Axminster B&B owner’s fire warning
PUBLISHED: 12:20 05 July 2012
People planning to let rooms during the Olympic Games are warned over the need to carry out a risk assessment
AN award-winning Axminster bed and breakfast operator is helping fire chiefs highlight visitor safety during the Olympics.
Many people are planning on letting out a spare room in their home for additional income while the Games are taking place.
And Devon and Somerset Fire and Rescue Service is reminding people that when someone pays to stay in their property whether it’s during the Olympics – or on any other occasion - a fire safety check needs to be carried out under the 2005 Fire Safety Order.
Joy Raymond, the owner of Hedgehog Corner B and B near Hunters Lodge, has added her voice to the safety campaign.
She said: “First and foremost I want to sleep soundly in the knowledge that me and my guests are safe. The implications of this relatively new legislation in which the owner is ‘responsible’ for Fire Safety came into force in 2006. This applies to me despite ‘only’ having three guest bedrooms on the first floor of my B and B. The sleeping six rule no longer applies and I know for a fact that many B and B owners are unaware that the new legislation applies to them.
“Yes, this has meant some expense such as fire doors to bedrooms and in public areas, emergency safety lighting, interlinked smoke and fire alarms, extinguishers and PAT testing to name some of the measures. However, on the bright side, it can go against tax, my property is properly protected, my customers can appreciate my professional approach to my business and most of all should an insurance claim arise I can be confident that my claim would be met.”
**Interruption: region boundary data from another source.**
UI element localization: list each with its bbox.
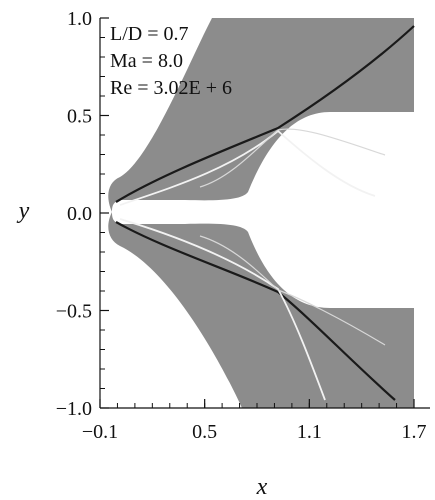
x-tick-label: 1.7 xyxy=(402,421,427,443)
annotation-ma: Ma = 8.0 xyxy=(110,50,183,72)
y-tick-label: 1.0 xyxy=(67,8,92,30)
annotations: L/D = 0.7 Ma = 8.0 Re = 3.02E + 6 xyxy=(110,23,232,99)
y-ticks: 1.0 0.5 0.0 −0.5 −1.0 xyxy=(56,8,109,420)
annotation-ld: L/D = 0.7 xyxy=(110,23,189,45)
y-tick-label: −1.0 xyxy=(56,398,92,420)
y-tick-label: 0.0 xyxy=(67,203,92,225)
x-axis-title: x xyxy=(256,474,268,500)
lower-shear-layer xyxy=(199,235,386,346)
y-tick-label: 0.5 xyxy=(67,106,92,128)
upper-flow-region xyxy=(108,18,415,212)
lower-shock-dark xyxy=(115,221,396,401)
x-tick-label: 1.1 xyxy=(297,421,322,443)
lower-flow-region xyxy=(108,212,415,408)
plot-area xyxy=(108,18,415,408)
annotation-re: Re = 3.02E + 6 xyxy=(110,77,232,99)
y-axis-title: y xyxy=(17,198,30,224)
upper-shock-dark xyxy=(115,25,415,203)
upper-shear-layer xyxy=(199,128,386,188)
y-tick-label: −0.5 xyxy=(56,301,92,323)
axes: 1.0 0.5 0.0 −0.5 −1.0 −0.1 0.5 1.1 1.7 y x xyxy=(17,8,430,500)
x-tick-label: 0.5 xyxy=(192,421,217,443)
x-tick-label: −0.1 xyxy=(82,421,118,443)
x-ticks: −0.1 0.5 1.1 1.7 xyxy=(82,399,427,443)
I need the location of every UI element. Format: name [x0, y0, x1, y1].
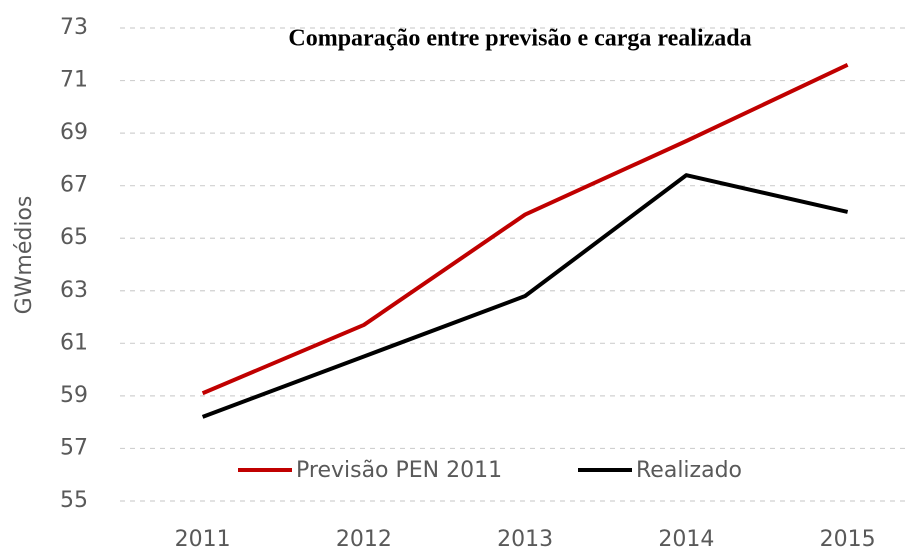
x-tick-label: 2013 [497, 527, 553, 552]
y-tick-label: 63 [60, 278, 88, 303]
data-line [201, 173, 849, 419]
data-line [201, 62, 849, 396]
x-tick-label: 2011 [175, 527, 231, 552]
y-tick-label: 71 [60, 68, 88, 93]
y-tick-label: 73 [60, 15, 88, 40]
y-tick-label: 59 [60, 383, 88, 408]
legend-label: Previsão PEN 2011 [296, 458, 502, 483]
y-tick-label: 65 [60, 225, 88, 250]
x-tick-label: 2012 [336, 527, 392, 552]
legend-label: Realizado [636, 458, 742, 483]
y-tick-label: 57 [60, 435, 88, 460]
y-axis-label: GWmédios [12, 196, 37, 315]
y-tick-label: 69 [60, 120, 88, 145]
chart-title: Comparação entre previsão e carga realiz… [288, 26, 751, 52]
x-tick-label: 2015 [820, 527, 876, 552]
x-tick-label: 2014 [658, 527, 714, 552]
y-tick-label: 67 [60, 173, 88, 198]
y-tick-label: 61 [60, 330, 88, 355]
y-tick-label: 55 [60, 488, 88, 513]
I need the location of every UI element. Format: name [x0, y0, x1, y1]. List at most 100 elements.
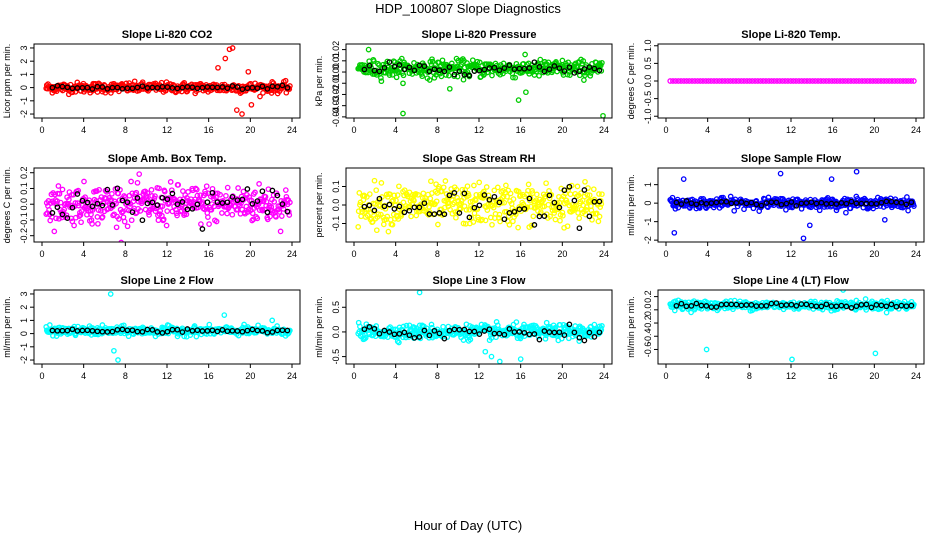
- data-point: [143, 192, 150, 199]
- outlier-point: [600, 112, 606, 118]
- points-group: [43, 45, 293, 117]
- data-point: [902, 78, 909, 84]
- data-point: [886, 78, 893, 84]
- hourly-point: [199, 84, 206, 91]
- data-point: [528, 222, 535, 229]
- hourly-point: [888, 301, 895, 308]
- panel-y-axis-label: Licor ppm per min.: [2, 44, 12, 119]
- hourly-point: [89, 86, 96, 92]
- data-point: [160, 216, 167, 223]
- data-point: [471, 210, 478, 217]
- hourly-point: [466, 72, 473, 79]
- hourly-point: [249, 200, 256, 207]
- data-point: [801, 78, 808, 84]
- data-point: [362, 335, 369, 341]
- data-point: [202, 190, 209, 197]
- hourly-point: [903, 303, 910, 310]
- hourly-point: [396, 330, 403, 337]
- outlier-point: [488, 353, 495, 360]
- data-point: [358, 213, 364, 220]
- data-point: [124, 223, 131, 230]
- y-tick-label: -0.6: [643, 342, 653, 358]
- data-point: [878, 78, 884, 84]
- hourly-point: [843, 200, 850, 207]
- data-point: [144, 190, 151, 196]
- hourly-point: [361, 203, 368, 210]
- data-point: [273, 213, 279, 220]
- data-point: [465, 192, 472, 199]
- hourly-point: [596, 67, 603, 74]
- data-point: [453, 214, 459, 221]
- x-tick-label: 4: [705, 371, 710, 381]
- points-group: [43, 171, 293, 242]
- y-tick-label: 0.0: [643, 75, 653, 88]
- x-tick-label: 12: [474, 125, 484, 135]
- data-point: [252, 189, 258, 196]
- data-point: [843, 209, 849, 216]
- data-point: [59, 186, 66, 193]
- data-point: [454, 194, 460, 201]
- data-point: [72, 200, 79, 206]
- hourly-point: [406, 207, 413, 214]
- data-point: [75, 202, 82, 209]
- hourly-point: [164, 84, 171, 90]
- hourly-point: [219, 200, 226, 206]
- hourly-point: [361, 326, 368, 333]
- data-point: [765, 78, 772, 84]
- data-point: [744, 78, 750, 84]
- hourly-point: [446, 192, 453, 199]
- data-point: [510, 74, 516, 81]
- data-point: [464, 60, 470, 66]
- data-point: [357, 323, 363, 330]
- data-point: [71, 222, 77, 229]
- hourly-point: [421, 327, 428, 334]
- hourly-point: [214, 328, 221, 335]
- data-point: [702, 78, 709, 84]
- data-point: [442, 178, 449, 184]
- y-tick-label: -0.2: [643, 315, 653, 331]
- y-tick-label: 1.0: [643, 40, 653, 53]
- hourly-point: [179, 199, 186, 205]
- hourly-point: [868, 304, 875, 311]
- hourly-point: [189, 205, 196, 212]
- hourly-point: [119, 197, 126, 204]
- data-point: [578, 190, 584, 197]
- data-point: [694, 78, 701, 84]
- data-point: [727, 193, 734, 200]
- data-point: [403, 322, 410, 329]
- hourly-point: [284, 208, 291, 215]
- hourly-point: [678, 201, 685, 207]
- x-tick-label: 24: [599, 371, 609, 381]
- data-point: [185, 189, 191, 195]
- hourly-point: [386, 59, 393, 65]
- x-tick-label: 24: [599, 125, 609, 135]
- outlier-point: [222, 55, 229, 62]
- x-tick-label: 24: [911, 125, 921, 135]
- hourly-point: [541, 213, 548, 219]
- data-point: [589, 216, 595, 223]
- data-point: [257, 93, 263, 100]
- data-point: [455, 57, 462, 64]
- data-point: [730, 78, 737, 84]
- hourly-point: [763, 302, 770, 309]
- data-point: [845, 78, 852, 84]
- hourly-point: [748, 199, 755, 206]
- data-point: [192, 185, 199, 192]
- points-group: [43, 291, 293, 363]
- y-tick-label: 0.0: [331, 199, 341, 212]
- data-point: [591, 321, 598, 328]
- y-tick-label: 3: [19, 45, 29, 50]
- data-point: [148, 187, 155, 193]
- data-point: [55, 183, 62, 189]
- hourly-point: [566, 183, 573, 190]
- data-point: [371, 177, 378, 184]
- y-tick-label: -0.2: [19, 228, 29, 244]
- data-point: [433, 198, 440, 205]
- hourly-point: [114, 185, 121, 192]
- data-point: [137, 208, 144, 214]
- data-point: [440, 323, 446, 330]
- data-point: [136, 171, 143, 177]
- x-tick-label: 20: [557, 249, 567, 259]
- hourly-point: [713, 199, 720, 206]
- hourly-point: [74, 191, 81, 197]
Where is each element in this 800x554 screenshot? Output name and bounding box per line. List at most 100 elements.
Paul Bray, Community Safety Protection Manager said: “If there’s a fire and guests are injured or unfortunately killed, then we would take a very robust stance in terms of prosecution.
“Landlords must be able to demonstrate they have carried out a thorough process to identify the risks and then make sure people know what to do in case of fire.
Fire chiefs say the top five key points to writing a risk assessment are to identify any hazards; identify everyone at risk; remove, reduce or protect everyone from risk; write down the results and let everyone in the house know; review on a regular basis.